Based on the above description and playing a little bit with the renderer, I realised the grid is represented this way:

Starting from the top-left, moving row-wise, and ending to the bottom-right, each cell takes 20 different sub-states (zero to 19), where each sub-state is determined by the location of the passenger (one of the 5 possible options) times ($\times$) the location of the destination (one of the four options). 

For example, if we see this rendering:
![image.png](attachment:image.png)
First of all, the location of the taxi (indicated by yello rectangle) is in the top row and third column, so the state should be between 40 to 59.
Then we see that the location of the passenger (indicated by blue color) is in `G` cell, which shows that the sub-state must be ones of {4, 5, 6, 7}, **(e.g. {0, 1, 2, 3} are for the case when passenger is in `R` and destination is in four possible location; Please note the order of the locations in the above description)**. Since the destination (shown by Magenta color) is at `Y` cell, the total sub-state will be 4+2=6.

Hence, the full state will be 40+4+2=46.

Also note that you can get the current state via:

In [None]:
env.s

## Define the epsilon-greedy policy 🤖

Epsilon-Greedy is a policy that handles the exploration/exploitation trade-off

Epsilon Greedy:

- *With probability 1 - ɛ* : we do **exploitation** (aka our agent selects the action with the highest state-action pair value).

- *With probability ɛ*: we do **exploration** (trying random action).

And as the training goes, **we progressively reduce the epsilon value** since we will **need less and less exploration and more exploitation**.

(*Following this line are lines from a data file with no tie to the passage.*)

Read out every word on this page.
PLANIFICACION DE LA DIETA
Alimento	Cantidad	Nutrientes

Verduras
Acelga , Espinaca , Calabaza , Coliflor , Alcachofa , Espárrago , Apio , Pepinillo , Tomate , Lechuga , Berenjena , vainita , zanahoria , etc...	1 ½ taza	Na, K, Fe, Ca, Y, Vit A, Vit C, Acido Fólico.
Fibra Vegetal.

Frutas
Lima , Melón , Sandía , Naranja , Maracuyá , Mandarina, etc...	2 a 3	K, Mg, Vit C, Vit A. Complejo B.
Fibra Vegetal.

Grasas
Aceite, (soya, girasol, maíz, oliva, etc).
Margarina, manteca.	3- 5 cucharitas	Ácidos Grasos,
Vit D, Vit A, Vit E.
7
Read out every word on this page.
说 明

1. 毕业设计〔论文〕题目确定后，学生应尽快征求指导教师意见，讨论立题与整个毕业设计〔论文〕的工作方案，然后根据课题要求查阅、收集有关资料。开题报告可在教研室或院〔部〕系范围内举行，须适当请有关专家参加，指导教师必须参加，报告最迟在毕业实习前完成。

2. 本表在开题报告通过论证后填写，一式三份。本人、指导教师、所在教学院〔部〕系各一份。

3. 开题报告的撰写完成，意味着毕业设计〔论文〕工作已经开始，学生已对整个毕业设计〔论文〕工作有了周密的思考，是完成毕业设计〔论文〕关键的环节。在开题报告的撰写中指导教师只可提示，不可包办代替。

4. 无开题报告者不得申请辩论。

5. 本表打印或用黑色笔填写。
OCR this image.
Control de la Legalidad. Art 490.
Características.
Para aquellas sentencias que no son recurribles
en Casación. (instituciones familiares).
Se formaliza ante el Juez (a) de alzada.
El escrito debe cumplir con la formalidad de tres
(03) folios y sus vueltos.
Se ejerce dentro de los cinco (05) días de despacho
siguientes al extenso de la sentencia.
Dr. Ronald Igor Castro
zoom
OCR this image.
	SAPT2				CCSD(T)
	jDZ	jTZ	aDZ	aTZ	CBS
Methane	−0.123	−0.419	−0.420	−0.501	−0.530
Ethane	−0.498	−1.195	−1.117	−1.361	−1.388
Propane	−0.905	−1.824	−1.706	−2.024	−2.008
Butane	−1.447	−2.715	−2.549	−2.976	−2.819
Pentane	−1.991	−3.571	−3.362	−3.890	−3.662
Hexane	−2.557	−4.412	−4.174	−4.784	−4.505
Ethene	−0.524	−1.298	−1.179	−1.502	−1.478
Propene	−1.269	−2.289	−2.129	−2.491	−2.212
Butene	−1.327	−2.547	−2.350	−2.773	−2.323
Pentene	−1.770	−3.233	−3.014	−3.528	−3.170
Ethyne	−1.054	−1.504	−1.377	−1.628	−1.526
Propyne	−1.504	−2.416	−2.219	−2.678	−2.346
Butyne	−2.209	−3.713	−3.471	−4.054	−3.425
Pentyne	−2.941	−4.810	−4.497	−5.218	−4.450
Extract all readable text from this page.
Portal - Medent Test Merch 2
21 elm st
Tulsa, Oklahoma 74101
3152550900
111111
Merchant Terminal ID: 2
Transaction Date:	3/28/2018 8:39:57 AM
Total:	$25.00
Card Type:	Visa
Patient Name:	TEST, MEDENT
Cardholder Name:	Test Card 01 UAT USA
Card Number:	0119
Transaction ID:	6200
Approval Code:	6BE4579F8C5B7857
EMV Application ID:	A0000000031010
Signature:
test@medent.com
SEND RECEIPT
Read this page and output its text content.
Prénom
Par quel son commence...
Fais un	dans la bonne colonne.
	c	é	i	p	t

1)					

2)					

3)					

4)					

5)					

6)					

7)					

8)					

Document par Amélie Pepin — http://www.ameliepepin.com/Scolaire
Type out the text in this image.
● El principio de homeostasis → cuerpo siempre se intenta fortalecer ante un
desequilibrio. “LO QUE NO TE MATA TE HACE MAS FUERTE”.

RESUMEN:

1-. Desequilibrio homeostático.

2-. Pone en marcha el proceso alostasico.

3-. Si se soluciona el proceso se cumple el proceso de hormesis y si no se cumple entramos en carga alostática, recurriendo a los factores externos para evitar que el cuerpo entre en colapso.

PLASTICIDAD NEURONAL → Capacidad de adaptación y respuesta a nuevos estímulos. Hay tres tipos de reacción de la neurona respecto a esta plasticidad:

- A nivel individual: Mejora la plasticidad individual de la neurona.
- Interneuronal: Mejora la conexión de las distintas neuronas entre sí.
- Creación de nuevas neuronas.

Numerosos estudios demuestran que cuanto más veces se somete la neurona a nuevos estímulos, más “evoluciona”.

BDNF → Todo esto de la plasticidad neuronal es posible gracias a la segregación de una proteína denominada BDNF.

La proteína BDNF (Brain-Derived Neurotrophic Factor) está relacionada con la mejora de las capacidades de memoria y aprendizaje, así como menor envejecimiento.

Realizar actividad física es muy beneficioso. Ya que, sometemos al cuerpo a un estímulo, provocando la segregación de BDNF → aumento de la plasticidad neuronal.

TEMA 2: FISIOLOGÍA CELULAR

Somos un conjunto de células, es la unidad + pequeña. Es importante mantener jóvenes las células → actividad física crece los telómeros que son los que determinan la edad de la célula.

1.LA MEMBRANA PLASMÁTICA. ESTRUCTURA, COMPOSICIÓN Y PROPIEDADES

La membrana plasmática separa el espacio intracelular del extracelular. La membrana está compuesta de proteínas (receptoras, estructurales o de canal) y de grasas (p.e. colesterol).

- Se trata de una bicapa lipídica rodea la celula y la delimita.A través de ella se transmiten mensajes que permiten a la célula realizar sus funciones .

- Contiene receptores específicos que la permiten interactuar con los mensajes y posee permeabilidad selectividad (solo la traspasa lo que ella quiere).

## Step 2: Define the Q-Learning algorithm and train our agent 🧠
- Now we implement the Q learning algorithm:
[Q-Learning]

In [None]:
total_episodes = 25000        # Total number of training episodes
total_test_episodes = 100     # Total number of test episodes
action_str = {0: "south", 1: "north", 2: "east", 3: "west", 4: "pickup", 5: "drop"}

class Qlearner:
    def __init__(self, env):
        # Create the Q-table and initialize it
        self.q_table = np.zeros((env.observation_space.n, env.action_space.n))
        self.env = env
        self.env.reset()
        self.is_episode_over = False
        self.learning_rate = 0.01  # Learning rate
        self.gamma = 0.99  # Discounting rate
        self.max_steps = 200  # Max steps per episode
        self.epsilon = 1.0  # Exploration probability at start
        self.max_epsilon = 1.0  # Exploration probability at start
        self.min_epsilon = 0.001  # Minimum exploration probability 
        self.decay_rate = 0.01  # Exponential decay rate for exploration prob
        
    def get_epsilon_greedy_action(self):
        z = random.uniform(0, 1)
        if z <= self.epsilon:
            action = np.random.choice(self.q_table.shape[1])
            # OR: action = env.action_space.sample()
        else:
            action = np.argmax(self.q_table[self.env.s, :])
        return action
    
    def train(self, total_episodes=total_episodes):
        episode_reward = 0
        pbar = tqdm.tqdm(range(total_episodes))
        for episode in pbar:
            if not (episode % 100):
                pbar.set_description(f'sample episode_reward= {episode_reward}')
            self.env.reset()
            episode_reward = self.run_training_episode()
            self.epsilon = self.min_epsilon + (self.max_epsilon - self.min_epsilon) * np.exp(-self.decay_rate * episode)
            
    def run_training_episode(self):
        episode_reward = 0
        for n in range(self.max_steps):
            action = self.get_epsilon_greedy_action()
            current_state = self.env.s
            next_state, next_reward, is_episode_over, _ = self.env.step(action)
            episode_reward += next_reward
            next_state_max_value = self.q_table[next_state, :].max()
            # Update the q_table
            step = next_reward + self.gamma * next_state_max_value - self.q_table[current_state, action]
            self.q_table[current_state, action] += self.learning_rate * step
            if is_episode_over:
                return episode_reward
        return episode_reward
    
    def test(self, total_test_episodes=total_test_episodes):
        for episode in range(total_test_episodes):
            self.env.reset()
            # self.env.render()
            episode_reward = self.run_test_episode()
            # self.env.render()
            print(f'episode_reward = {episode_reward}')
            print('---------------------------------\n')
            time.sleep(2)
            
    def run_test_episode(self):
        episode_reward = 0
        for _ in range(self.max_steps):
            # Display the traveling taxi:
            self.env.render()
            action = np.argmax(self.q_table[self.env.s, :])
            next_state, next_reward, is_episode_over, _ = self.env.step(action)
            episode_reward += next_reward
            if is_episode_over:
                return episode_reward
        return episode_reward

### Q-learner Instatiation and Training

In [None]:
qlearner = Qlearner(env)
qlearner.train(total_episodes)

### Inference

In [None]:
qlearner.test(5)